Изменить размер шрифта - +

– А я – одну бутылочку Волковому, одну – вам…

Шутил он шутил, но тюремный воздух всё больше входил и заражал его лёгкие.

После «Освобождённого секретаря»:

– Завтра будет у нас разговор совсем в другой плоскости, чем вы предполагаете: мы будем говорить больше не о вас, а обо мне.

(О его ограниченных издательских возможностях?.. о долге совести?.. о том, как он ощущает собственные изменения?.. Такой разговор не состоялся, и я не знаю, что имел в виду Твардовский.)

Это настроение, (что, может быть, не избежать и самому садиться, верней: тоскливое шевеленье души, как у Толстого в старости: а жаль, что я не посидел, мне-то бы – надо…) в тот приезд несколько раз проявилось у него. С ним и в поезде была книга Якубовича-Мельшина «В мире отверженных», уже она готовила его. Он с большим вниманием относился к подробностям зарешёточной жизни, с любопытством спрашивал: «А зачем там лобки бреют?», «А почему стеклянную посуду не пропускают?» По поводу еврейской линии в романе сказал: «Идти на костёр – так идти, но было бы из-за чего». Несколько раз, уже теряя в парах коньяка и тон и ощущение шутки, он возвращался к обещанию носить мне передачи в тюрьму, но чтоб и я ему носил, если не сяду. А к вечеру второго дня, когда по ходу чтения посадка Иннокентия становилась уже неминуемой («теряешь чувство защищённости»), да ещё после трёх стаканов старки, он очень опьянел и требовал, чтобы я «играл» с ним «в лейтенанта МГБ», именно: кричал бы на него и обвинял, а он стоял бы по струнке.
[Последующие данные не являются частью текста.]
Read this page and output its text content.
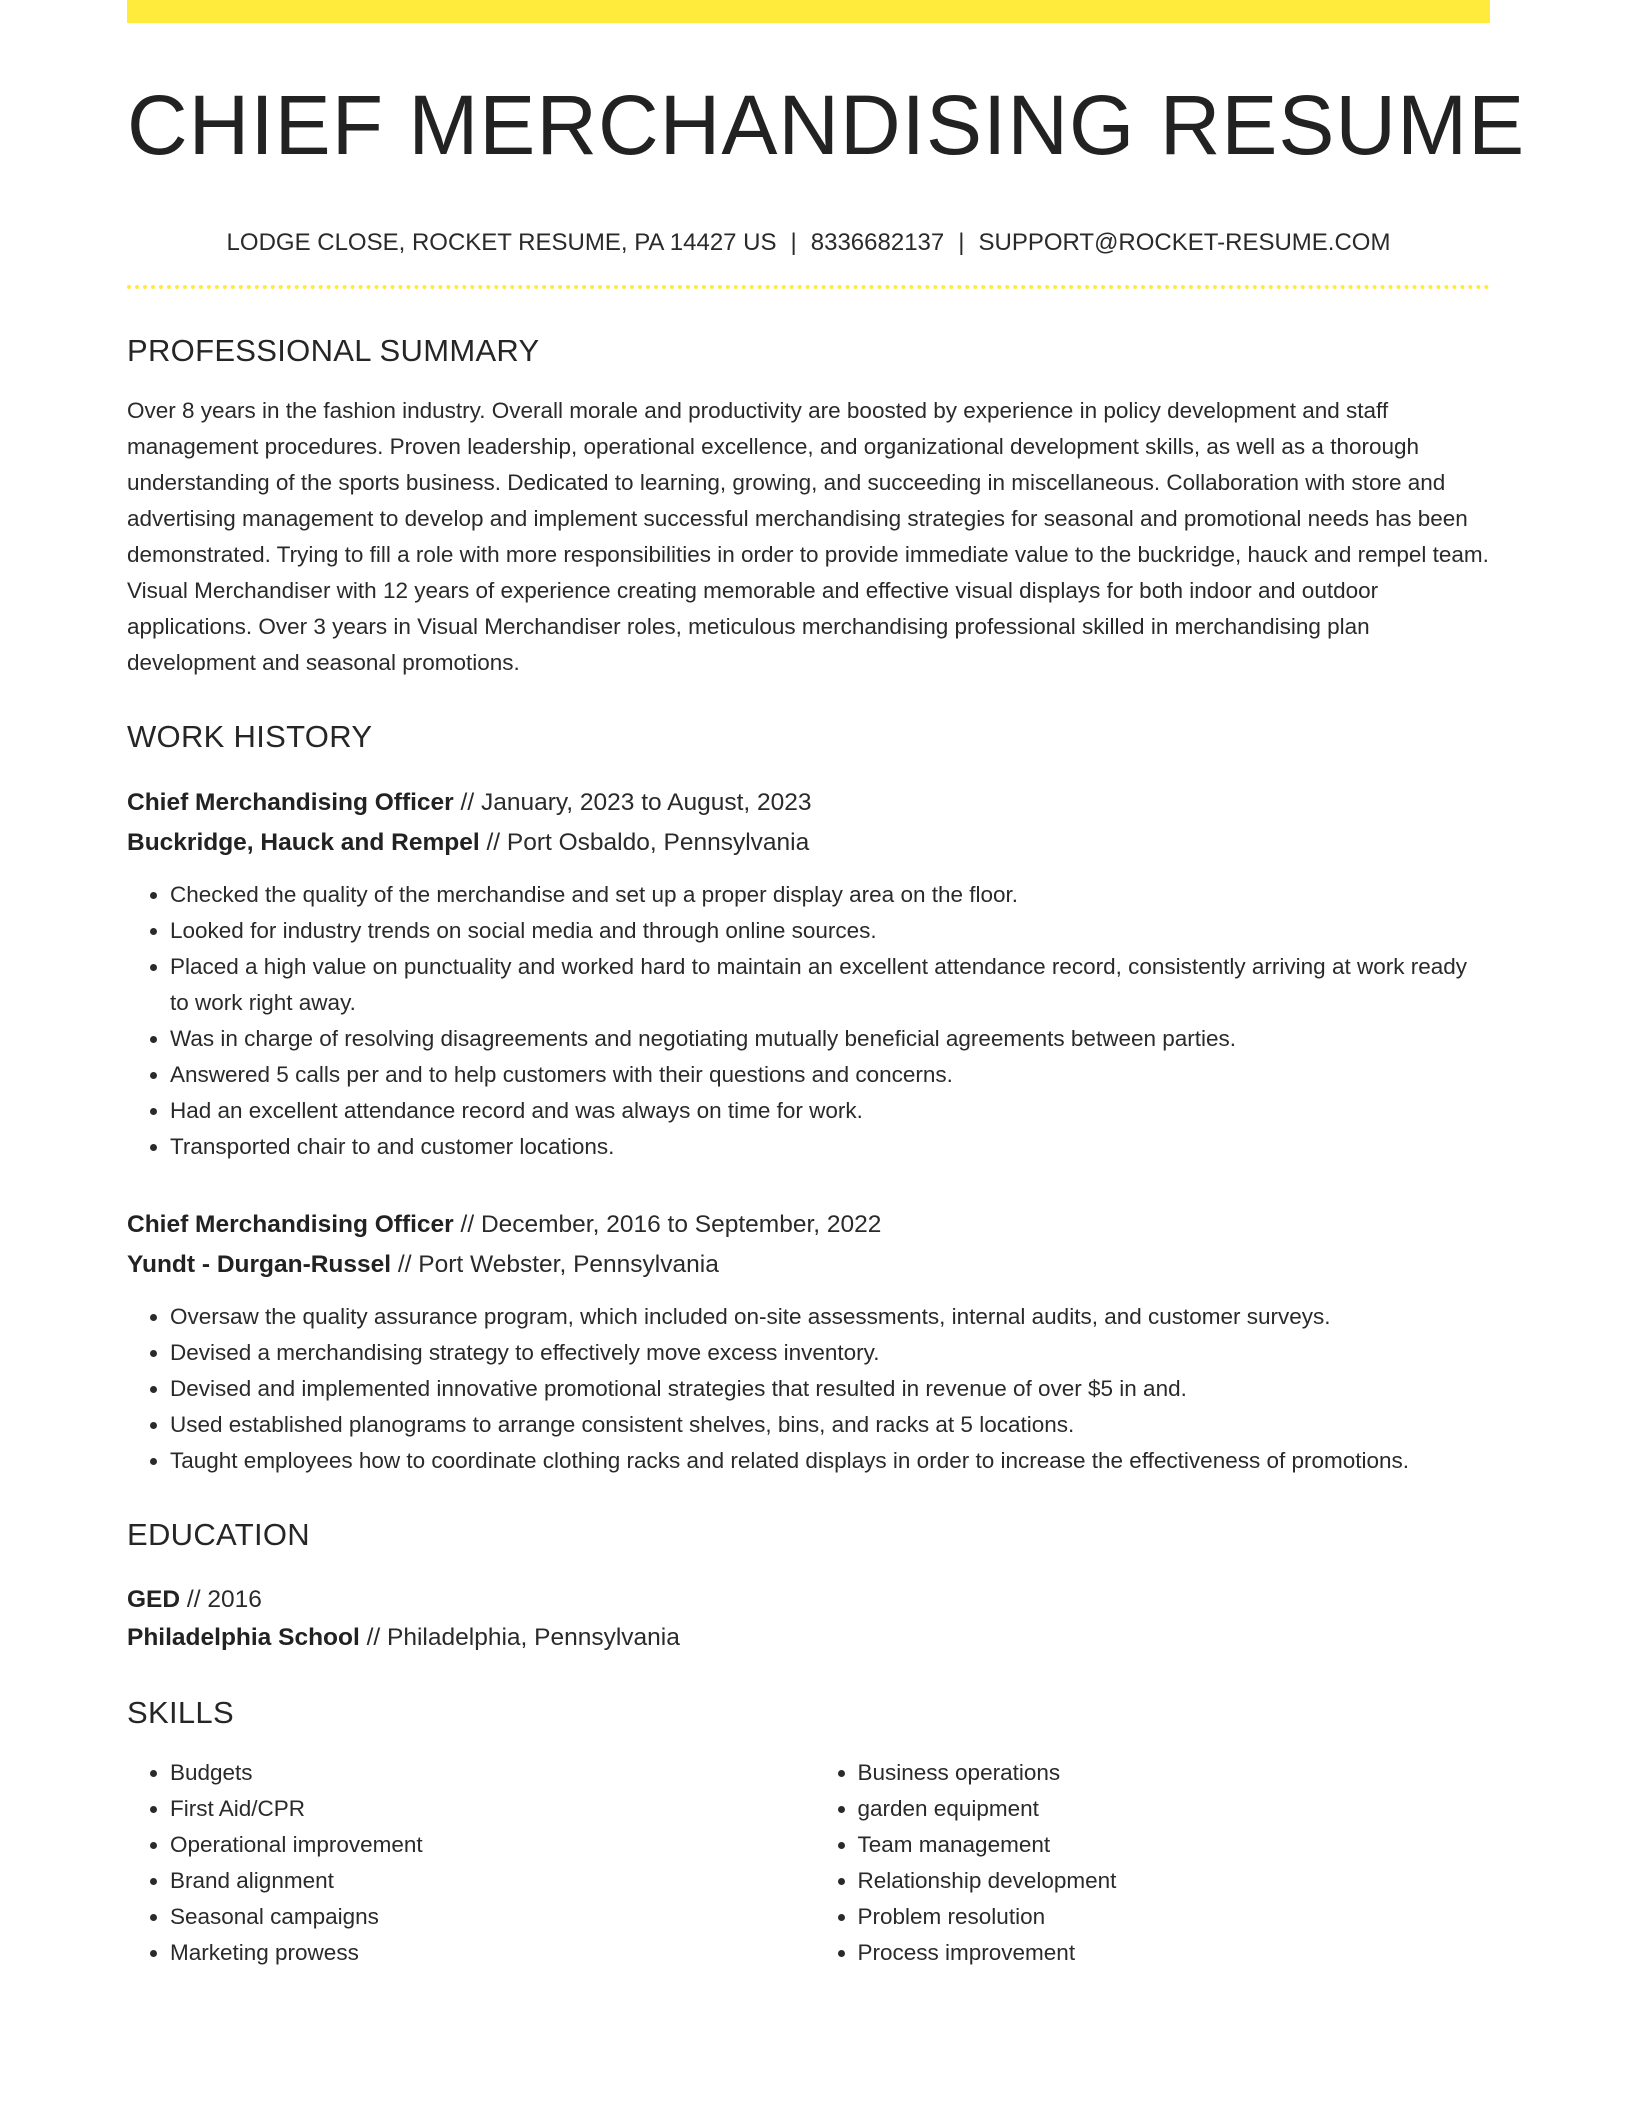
CHIEF MERCHANDISING RESUME
LODGE CLOSE, ROCKET RESUME, PA 14427 US | 8336682137 | SUPPORT@ROCKET-RESUME.COM
PROFESSIONAL SUMMARY
Over 8 years in the fashion industry. Overall morale and productivity are boosted by experience in policy development and staff management procedures. Proven leadership, operational excellence, and organizational development skills, as well as a thorough understanding of the sports business. Dedicated to learning, growing, and succeeding in miscellaneous. Collaboration with store and advertising management to develop and implement successful merchandising strategies for seasonal and promotional needs has been demonstrated. Trying to fill a role with more responsibilities in order to provide immediate value to the buckridge, hauck and rempel team. Visual Merchandiser with 12 years of experience creating memorable and effective visual displays for both indoor and outdoor applications. Over 3 years in Visual Merchandiser roles, meticulous merchandising professional skilled in merchandising plan development and seasonal promotions.
WORK HISTORY
Chief Merchandising Officer // January, 2023 to August, 2023
Buckridge, Hauck and Rempel // Port Osbaldo, Pennsylvania
• Checked the quality of the merchandise and set up a proper display area on the floor.
• Looked for industry trends on social media and through online sources.
• Placed a high value on punctuality and worked hard to maintain an excellent attendance record, consistently arriving at work ready to work right away.
• Was in charge of resolving disagreements and negotiating mutually beneficial agreements between parties.
• Answered 5 calls per and to help customers with their questions and concerns.
• Had an excellent attendance record and was always on time for work.
• Transported chair to and customer locations.
Chief Merchandising Officer // December, 2016 to September, 2022
Yundt - Durgan-Russel // Port Webster, Pennsylvania
• Oversaw the quality assurance program, which included on-site assessments, internal audits, and customer surveys.
• Devised a merchandising strategy to effectively move excess inventory.
• Devised and implemented innovative promotional strategies that resulted in revenue of over $5 in and.
• Used established planograms to arrange consistent shelves, bins, and racks at 5 locations.
• Taught employees how to coordinate clothing racks and related displays in order to increase the effectiveness of promotions.
EDUCATION
GED // 2016
Philadelphia School // Philadelphia, Pennsylvania
SKILLS
• Budgets
• First Aid/CPR
• Operational improvement
• Brand alignment
• Seasonal campaigns
• Marketing prowess
• Business operations
• garden equipment
• Team management
• Relationship development
• Problem resolution
• Process improvement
Досадным образом чтение романа переходило в начало обычного запоя А. Т., – и это я же подтолкнул, получается. Однако чувство реальной опасности росло в нём не спьяну, а от романа.

На третий день ему оставалось уже немного глав, но он начал утро с требования: «Ваш роман без водки читать нельзя!» Кончая главу «Нет, не тебя!», он дважды вытирал слёзы: «Жалко Симочку… Шла как на причастие… А я б её утешил…» Вообще в разных местах романа его восприятие было не редакторским, а самым простодушным читательским. Смеялся над Прянчиковым или размышлял за Абакумова: «А правда, что с таким Бобыниным поделаешь?» По поводу подмосковных дач и холодильников у советских писателей: «Но ведь там же и честные были писатели. В конце концов, у меня тоже была дача».

Он кончил читать, и мы пошли с ним смотреть рязанский кремль и разговаривать о романе.

– И имея такой роман, вы ещё могли ездить собирать материалы для следующего?

Я: – Обязательно должен быть перехлёст. На рубеже реки нельзя останавливаться, надо захватывать предмостный плацдарм.

Он: – Верно. А то кончишь, отдохнёшь, сядешь за следующий, а – хрена! не идёт!

Твардовский хвалил роман с разных сторон и в усиленных выражениях. Там были суждения художника, очень лестные мне. «Энергия изложения от Достоевского… Крепкая композиция, настоящий роман… Великий роман… Нет лишних страниц и даже строк… Хороша ирония в автопортрете, при самолюбовании себя написать нельзя… Вы опираетесь только на самых главных (то есть классиков), да и то за них не цепляетесь, а своим путём… Такой роман – целый мир, 40–70 человек, целиком уходишь в их жизнь, и что за люди!..» Хвалил краткие, без размазанности, описания природы и погоды. Но были и суждения официального редактора тоже: «Внутренний оптимизм… Отстаивает нравственные устои», и главное: «Написан с партийных позиций (!)… ведь в нём не осуждается Октябрьская революция… А в положении арестанта к этому можно было прийти».